2) Unscripted (involuntary):

This is simply another way of saying “busted ass”.  By the time you realize you’re going to bust ass, it’s usually too late, and next thing you know, you’re on the floor. To simulate, I suggest having someone there to help practice, preferably on 2 feet.  They’ll be able to help simulate a real fall by slowly tipping your wheelchair back until your shoulder blades are touching the floor and you’re looking up at the ceiling.

They can gently tip your wheelchair back onto the floor, simulating a “busted ass” situation. More importantly, if you end up stuck like a turtle on it’s back, they’ll be able to help you back into the wheelchair.  It’s extremely important to tuck your head forward when you practice flipping backward.  If the fall is a result of the wheelchair flipping back there is a decent chance you’ll hit your head on the ground.  If/when you ever fall, tuck your head forward to stop this from happening.  Becoming paralyzed sucks… Becoming paralyzed, then cracking your head open on the kitchen floor REALLY sucks….

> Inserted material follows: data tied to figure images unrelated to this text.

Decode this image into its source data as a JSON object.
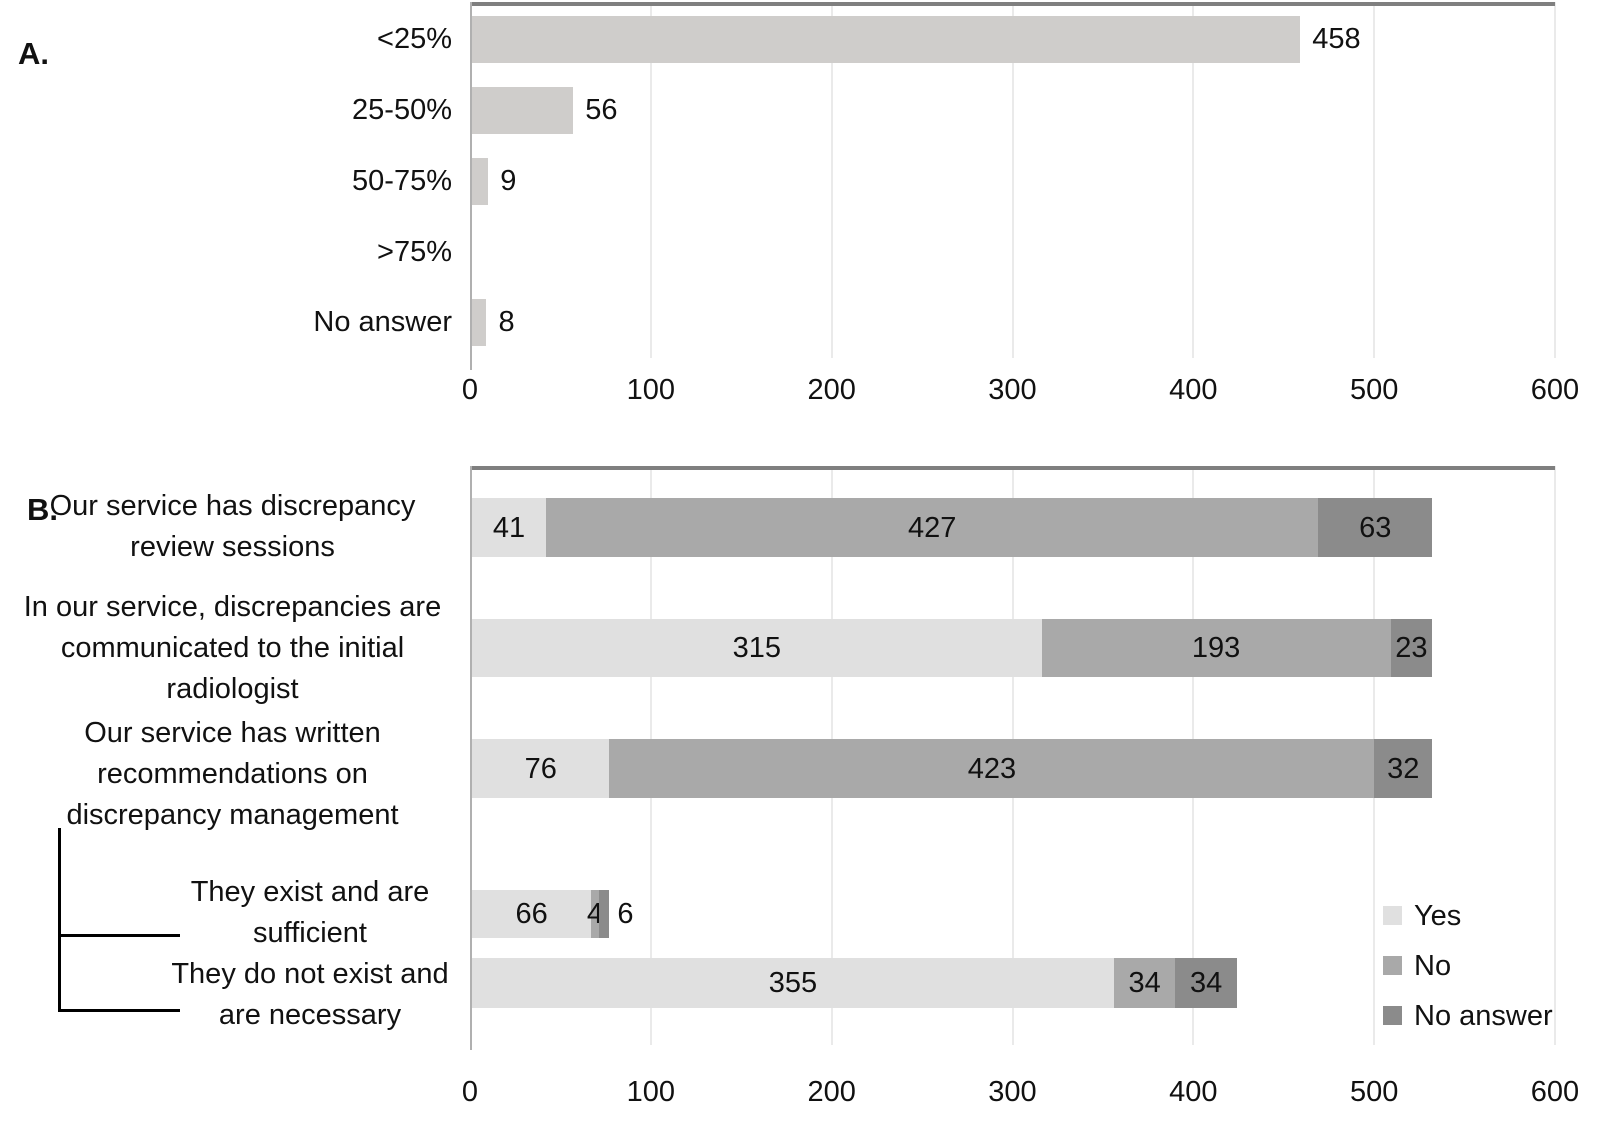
{
  "panels": {
    "a": {
      "label": "A."
    },
    "b": {
      "label": "B."
    }
  },
  "colors": {
    "plot_top_border": "#7f7f7f",
    "axis_line": "#b0b0b0",
    "gridline": "#eaeaea",
    "bracket": "#000000"
  },
  "chart_data": [
    {
      "id": "A",
      "type": "bar",
      "orientation": "horizontal",
      "categories": [
        "<25%",
        "25-50%",
        "50-75%",
        ">75%",
        "No answer"
      ],
      "values": [
        458,
        56,
        9,
        0,
        8
      ],
      "bar_color": "#cfcdcb",
      "xlim": [
        0,
        600
      ],
      "xticks": [
        0,
        100,
        200,
        300,
        400,
        500,
        600
      ],
      "grid": true,
      "legend": null
    },
    {
      "id": "B",
      "type": "stacked-bar",
      "orientation": "horizontal",
      "categories": [
        "Our service has discrepancy\nreview sessions",
        "In our service, discrepancies are\ncommunicated to the initial\nradiologist",
        "Our service has written\nrecommendations on\ndiscrepancy management",
        "They exist and are\nsufficient",
        "They do not exist and\nare necessary"
      ],
      "series": [
        {
          "name": "Yes",
          "color": "#e0e0e0",
          "values": [
            41,
            315,
            76,
            66,
            355
          ]
        },
        {
          "name": "No",
          "color": "#a9a9a9",
          "values": [
            427,
            193,
            423,
            4,
            34
          ]
        },
        {
          "name": "No answer",
          "color": "#8b8b8b",
          "values": [
            63,
            23,
            32,
            6,
            34
          ]
        }
      ],
      "xlim": [
        0,
        600
      ],
      "xticks": [
        0,
        100,
        200,
        300,
        400,
        500,
        600
      ],
      "grid": true,
      "legend": {
        "position": "inside-right",
        "entries": [
          "Yes",
          "No",
          "No answer"
        ]
      }
    }
  ]
}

I had only been paralyzed for 3-4 weeks the first time I busted ass.  I was still newly injured, living in-patient at Jackson Memorial Hospital in Miami, Florida.  Earlier the same day my physical therapist had taught me how to pop a wheelie up a street curb.  Later that evening I was rolling to dinner with my mother and girlfriend at the time.  The hospital had a decent cafeteria, which was in the building next-door.  On the way, I spotted a street curb…  Feeling bold and confident, I told them both to “watch this”…  I rolled quickly toward the curb, popped a wheelie, slammed my front wheels on top of the curb… My back wheels lifted off the ground, but never made it to the top of the curb… The Result:  With momentum, my back wheels came back down toward the ground in front of the curb.  They hit the ground and I was flipped backward out of the wheelchair.  I had never been on the floor in this situation, and was unable to get back into the wheelchair on my own.  Luckily a doctor passing by offered his assistance, basically picking me up and placing me in my wheelchair.  The feeling I had was a depressing helpless one.  I promised myself, if physically possible, I would never feel dependent and/or helpless again.  Alone in my hospital room the next day I practiced transferring from the floor into my wheelchair for 3 hours straight.  I didn’t stop practicing until I knew the helpless feeling was gone.  From that day forward I never asked nor needed help getting in my wheelchair, regardless of the situation.